Wie Bakterien Bakterien jagen
Die Räuber-Beute-Verhältnisse unter Bakterien könnten Ideen für neue antibakterielle Strategien liefern
© Biologie der Mikroorganismen
Bakteriengruppen auf Nahrungssuche
Räuber-Beute-Beziehungen sind uns vor allem aus dem Tierreich bekannt, sie gehören aber auch zur Überlebensstrategie bestimmter Bakterien: Bakterielle Räuber, Prädatoren genannt, töten gezielt Bakterien einer anderen Art ab, um sich von ihnen zu ernähren.
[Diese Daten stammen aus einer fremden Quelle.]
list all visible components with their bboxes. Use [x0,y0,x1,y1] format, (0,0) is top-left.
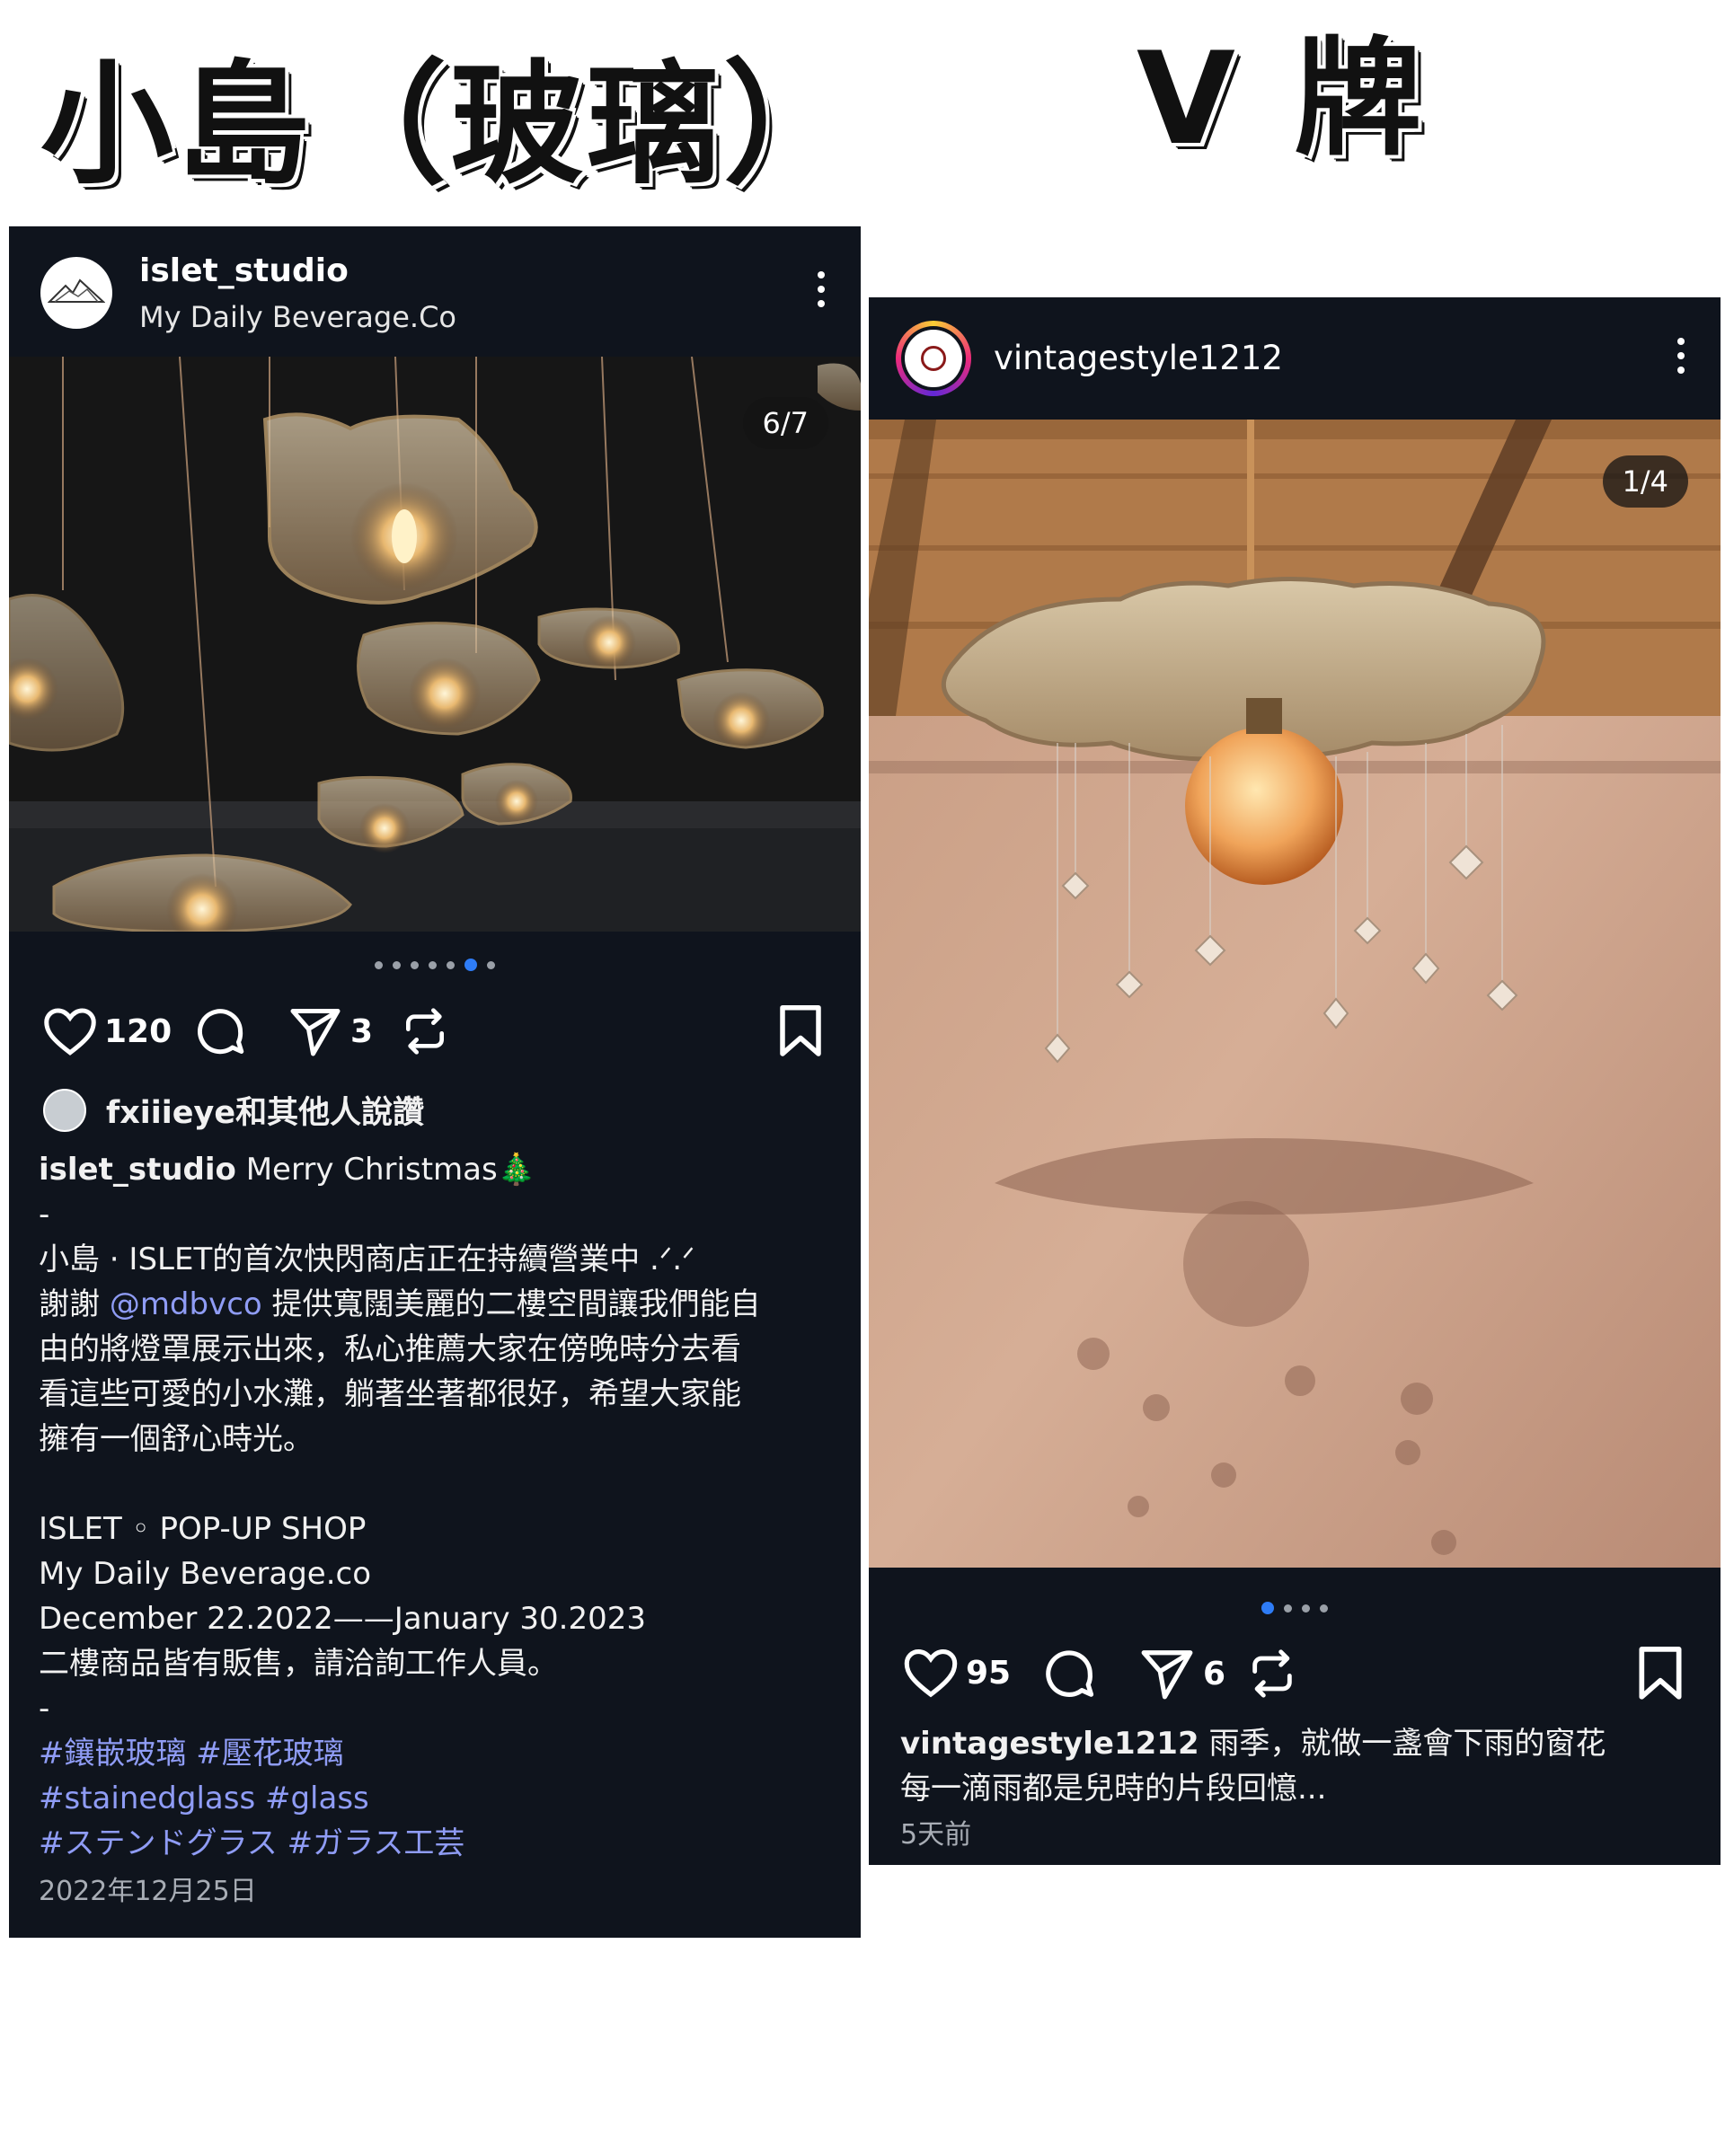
carousel-dot [447,960,455,969]
like-button[interactable]: 120 [43,1006,172,1056]
caption-line: 提供寬闊美麗的二樓空間讓我們能自 [261,1286,761,1322]
liked-by-text: fxiiieye和其他人說讚 [106,1095,425,1131]
caption-text: Merry Christmas🎄 [245,1152,536,1188]
caption-username[interactable]: islet_studio [39,1152,236,1188]
caption-line: 小島 · ISLET的首次快閃商店正在持續營業中 .ᐟ.ᐟ [39,1241,695,1277]
comment-button[interactable] [193,1004,247,1058]
caption: islet_studio Merry Christmas🎄 - 小島 · ISL… [39,1147,825,1914]
mountain-logo-icon [48,278,105,303]
comment-icon [198,1009,244,1055]
carousel-dots [869,1602,1721,1614]
carousel-dot [429,960,437,969]
carousel-dots [9,959,861,971]
caption-line: ISLET ◦ POP-UP SHOP [39,1511,367,1547]
share-button[interactable]: 6 [1138,1646,1225,1701]
carousel-dot [464,959,477,971]
share-count: 6 [1203,1655,1226,1692]
pendant-lamps-photo [9,357,861,932]
post-photo[interactable]: 1/4 [869,420,1721,1568]
post-header: islet_studio My Daily Beverage.Co [9,226,861,359]
more-icon[interactable] [1677,338,1685,374]
comment-icon [1046,1650,1094,1698]
share-button[interactable]: 3 [288,1004,373,1058]
comment-button[interactable] [1041,1646,1097,1701]
caption-text: 雨季，就做一盞會下雨的窗花 [1208,1726,1606,1762]
image-counter: 1/4 [1602,455,1688,508]
carousel-dot [375,960,383,969]
post-header: vintagestyle1212 [869,297,1721,419]
title-right: V 牌 [1137,25,1429,173]
caption-line: 擁有一個舒心時光。 [39,1421,314,1457]
action-bar: 120 3 [9,999,861,1071]
post-date: 2022年12月25日 [39,1876,257,1907]
share-count: 3 [350,1012,374,1050]
action-bar: 95 6 [869,1640,1721,1712]
image-counter: 6/7 [742,397,828,449]
caption-dash: - [39,1691,50,1727]
carousel-dot [393,960,401,969]
repost-button[interactable] [1246,1646,1298,1701]
liker-avatar [43,1088,86,1132]
more-icon[interactable] [818,271,825,307]
caption-line: 看這些可愛的小水灘，躺著坐著都很好，希望大家能 [39,1376,741,1412]
caption-dash: - [39,1197,50,1233]
caption-line: December 22.2022——January 30.2023 [39,1601,647,1637]
caption-line: 謝謝 [39,1286,110,1322]
post-time: 5天前 [900,1819,972,1851]
hashtag-link[interactable]: #鑲嵌玻璃 #壓花玻璃 [39,1731,825,1776]
username[interactable]: vintagestyle1212 [994,339,1283,377]
bookmark-icon [780,1005,821,1056]
hashtag-link[interactable]: #stainedglass #glass [39,1776,825,1821]
carousel-dot [411,960,419,969]
like-button[interactable]: 95 [903,1648,1011,1698]
heart-icon [904,1649,958,1698]
like-count: 120 [104,1012,172,1050]
hashtag-link[interactable]: #ステンドグラス #ガラス工芸 [39,1821,825,1866]
post-right: vintagestyle1212 1/4 95 6 vintagestyle12… [869,297,1721,1865]
post-left: islet_studio My Daily Beverage.Co 6/7 12… [9,226,861,1938]
brand-logo-icon [905,329,962,387]
caption-line: 二樓商品皆有販售，請洽詢工作人員。 [39,1646,558,1682]
caption-username[interactable]: vintagestyle1212 [900,1726,1199,1762]
heart-icon [44,1008,96,1056]
like-count: 95 [966,1654,1012,1692]
post-photo[interactable]: 6/7 [9,357,861,932]
send-icon [290,1009,341,1056]
carousel-dot [1302,1604,1310,1613]
title-left: 小島（玻璃） [40,48,860,202]
bookmark-button[interactable] [1636,1646,1685,1701]
raindrop-lamp-photo [869,420,1721,1568]
location[interactable]: My Daily Beverage.Co [139,300,456,334]
liked-by-row[interactable]: fxiiieye和其他人說讚 [43,1087,424,1133]
carousel-dot [487,960,495,969]
mention-link[interactable]: @mdbvco [110,1286,262,1322]
avatar[interactable] [40,257,112,329]
caption-line: 由的將燈罩展示出來，私心推薦大家在傍晚時分去看 [39,1331,741,1367]
repost-icon [406,1008,444,1055]
caption: vintagestyle1212 雨季，就做一盞會下雨的窗花 每一滴雨都是兒時的… [900,1721,1685,1858]
caption-line: My Daily Beverage.co [39,1556,371,1592]
avatar[interactable] [896,320,971,396]
repost-icon [1252,1649,1292,1698]
bookmark-icon [1639,1647,1682,1700]
caption-line: 每一滴雨都是兒時的片段回憶... [900,1771,1327,1807]
username[interactable]: islet_studio [139,252,456,289]
carousel-dot [1261,1602,1274,1614]
send-icon [1141,1650,1193,1700]
bookmark-button[interactable] [776,1004,825,1058]
carousel-dot [1320,1604,1328,1613]
carousel-dot [1284,1604,1292,1613]
repost-button[interactable] [400,1004,450,1058]
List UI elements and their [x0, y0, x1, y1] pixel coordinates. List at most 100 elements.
Zu den räuberischen Arten zählen viele Myxobakterien, die im Boden weit verbreitet sind und einzigartige Verhaltensmuster zeigen: Zahlreiche Einzelzellen finden sich zu großen Gruppen zusammen, die gemeinsam auf Nahrungssuche gehen oder, bei Nährstoffmangel, dreidimensionale Fruchtkörper bilden. „Die Bewegungsmechanismen der Myxobakterien sind recht gut untersucht, aber zu den molekularen Vorgängen der Prädation und ihrer Bedeutung in komplexen Bakteriengemeinschaften sind noch viele Fragen offen“, so Christine Kaimer.
Das Team der Bochumer Biologie untersucht das bakterielle Prädationsverhalten am Modell des Bodenbakteriums Myxococcus xanthus, von dem bekannt ist, dass es ein breites Spektrum unterschiedlicher Mikroorganismen als Beute nutzen kann. „In dieser Arbeit sind wir der Frage nachgegangen, welche Mechanismen dieser Räuber verwendet, um strukturell unterschiedliche Beutebakterien abzutöten“, erklärt Kaimer. „Dazu haben wir das Prädationsverhalten von M. xanthus gegenüber unterschiedlichen Beutebakterien im Mikroskop genau beobachtet und außerdem die Wirksamkeit verschiedener Proteinfraktionen der Räuberzellen verglichen.“
Direkter Kontakt oder Kontakt in Kombination mit Proteinen
Die Beobachtungen haben gezeigt, dass wohl mehrere Mechanismen unterschiedlich miteinander kombiniert werden: Die Beutezellen werden zunächst von einer Räuberzelle im direkten Zell-Zell-Kontakt getötet. Für Gram-negative Beutebakterien mit einer dünnen Zellwand reicht das aus, um die Zelle auch aufzulösen und an die Nährstoffe im Innern zu gelangen. Zum Zersetzen von Gram-positiven Beutebakterien mit einer dicken Zellwand braucht der Räuber zusätzliche Proteine, die er in die Umgebung freisetzt. „Dafür scheint auch die Bildung größerer Räubergruppen besonders wichtig zu sein“, beschreibt Christine Kaimer.
Die Erkenntnisse sind für die Forschenden ein wichtiger Ausgangpunkt für die weitere Aufklärung der bakteriellen Prädationsmechanismen. Längerfristig erhoffen sie sich Einblicke in die dynamischen Interaktionen in bakteriellen Gemeinschaften und möglicherweise Impulse zur Entwicklung neuer antibakterieller Strategien.